Phase 1: Message Splitting

  1. A shared MessageSplitter class exists in the bridge module’s common package with a split(text, maxLength) method.
  2. MessageSplitter.split() uses the same algorithm as the current TelegramHtmlRenderer.splitForTelegram(): try paragraph boundary, then sentence boundary, then word boundary, then hard split.
  3. DiscordChannel.sendResponse() splits messages at 2000 characters before sending. Each part is sent as a separate Discord API call.
  4. LineChannel.sendResponse() splits messages at 5000 characters before sending. Each part is sent as a separate LINE push message.
  5. TelegramHtmlRenderer.splitForTelegram() delegates to MessageSplitter.split() internally (no behavior change for Telegram).
  6. AI responses longer than the channel’s limit are received by the user as multiple sequential messages with no content loss.
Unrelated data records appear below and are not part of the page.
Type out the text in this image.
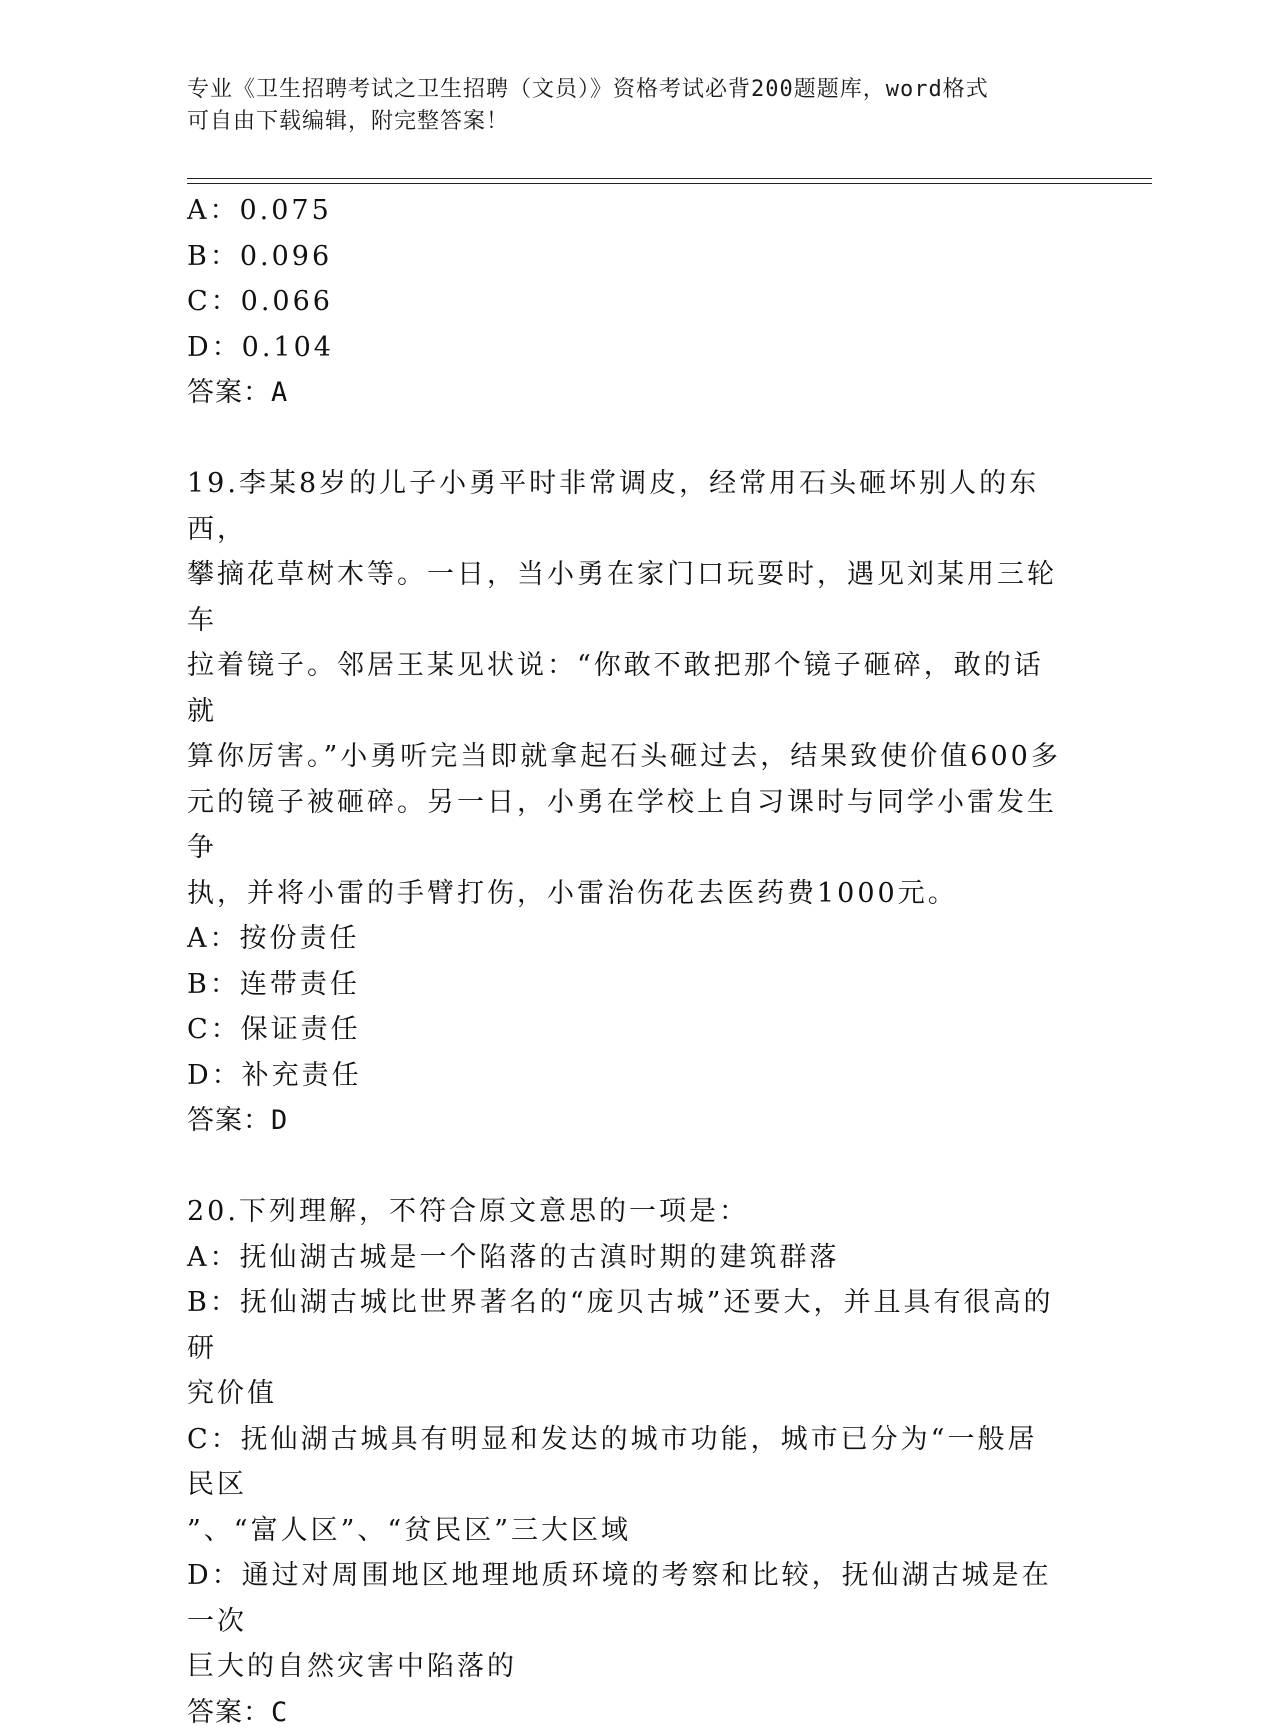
专业《卫生招聘考试之卫生招聘（文员）》资格考试必背200题题库，word格式
可自由下载编辑，附完整答案！
A：0.075
B：0.096
C：0.066
D：0.104
答案：A
19.李某8岁的儿子小勇平时非常调皮，经常用石头砸坏别人的东西，
攀摘花草树木等。一日，当小勇在家门口玩耍时，遇见刘某用三轮车
拉着镜子。邻居王某见状说：“你敢不敢把那个镜子砸碎，敢的话就
算你厉害。”小勇听完当即就拿起石头砸过去，结果致使价值600多
元的镜子被砸碎。另一日，小勇在学校上自习课时与同学小雷发生争
执，并将小雷的手臂打伤，小雷治伤花去医药费1000元。
A：按份责任
B：连带责任
C：保证责任
D：补充责任
答案：D
20.下列理解，不符合原文意思的一项是：
A：抚仙湖古城是一个陷落的古滇时期的建筑群落
B：抚仙湖古城比世界著名的“庞贝古城”还要大，并且具有很高的研
究价值
C：抚仙湖古城具有明显和发达的城市功能，城市已分为“一般居民区
”、“富人区”、“贫民区”三大区域
D：通过对周围地区地理地质环境的考察和比较，抚仙湖古城是在一次
巨大的自然灾害中陷落的
答案：C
Phase 2: Discord Typing Indicator

  1. DiscordChannel overrides sendTypingIndicator() to call the Discord API endpoint POST /channels/{channel.id}/typing.
  2. While the agent is processing, Discord clients display “Bot is typing…” for the user.

Phase 3: Matrix HTML Rendering

  1. MatrixApi.sendMessage() accepts an optional htmlBody parameter.
  2. When htmlBody is provided, the Matrix message is sent with format: "org.matrix.custom.html" and formatted_body containing the HTML.
  3. MatrixChannel.sendResponse() renders the AI response using TelegramHtmlRenderer.render() and passes the result as htmlBody.
  4. Code blocks, bold, italic, links, and lists render correctly in Matrix clients.

Phase 4: Slack mrkdwn Rendering

  1. A SlackMrkdwnRenderer class exists in the bridge module’s Slack package with a render(markdown) method.
  2. The renderer converts Markdown to Slack’s mrkdwn format: *bold*, _italic_, `code`, ` preformatted , ~strikethrough~, >blockquote`.
  3. SlackChannel.sendResponse() renders the AI response using SlackMrkdwnRenderer.render() before sending.
  4. Formatted responses render correctly in Slack clients.

Feature Boundary (Out of Scope)

  • Image support expansion: Extending image handling to channels beyond Telegram.
  • LINE/Slack typing indicators: LINE does not support typing indicators; Slack typing indicators have a limited API that is not practical for long agent processing.
  • WebChat formatting: WebChat uses a WebSocket JSON protocol; the client is responsible for rendering and does not need server-side format conversion.
  • Outbound image sending: Sending images from the agent to bridge channels (only text responses are in scope).
  • Slack message splitting: Slack’s practical limit (~4000 chars) rarely triggers with typical AI responses; splitting can be added later if needed.
  • Matrix message splitting: Matrix has no enforced message size limit.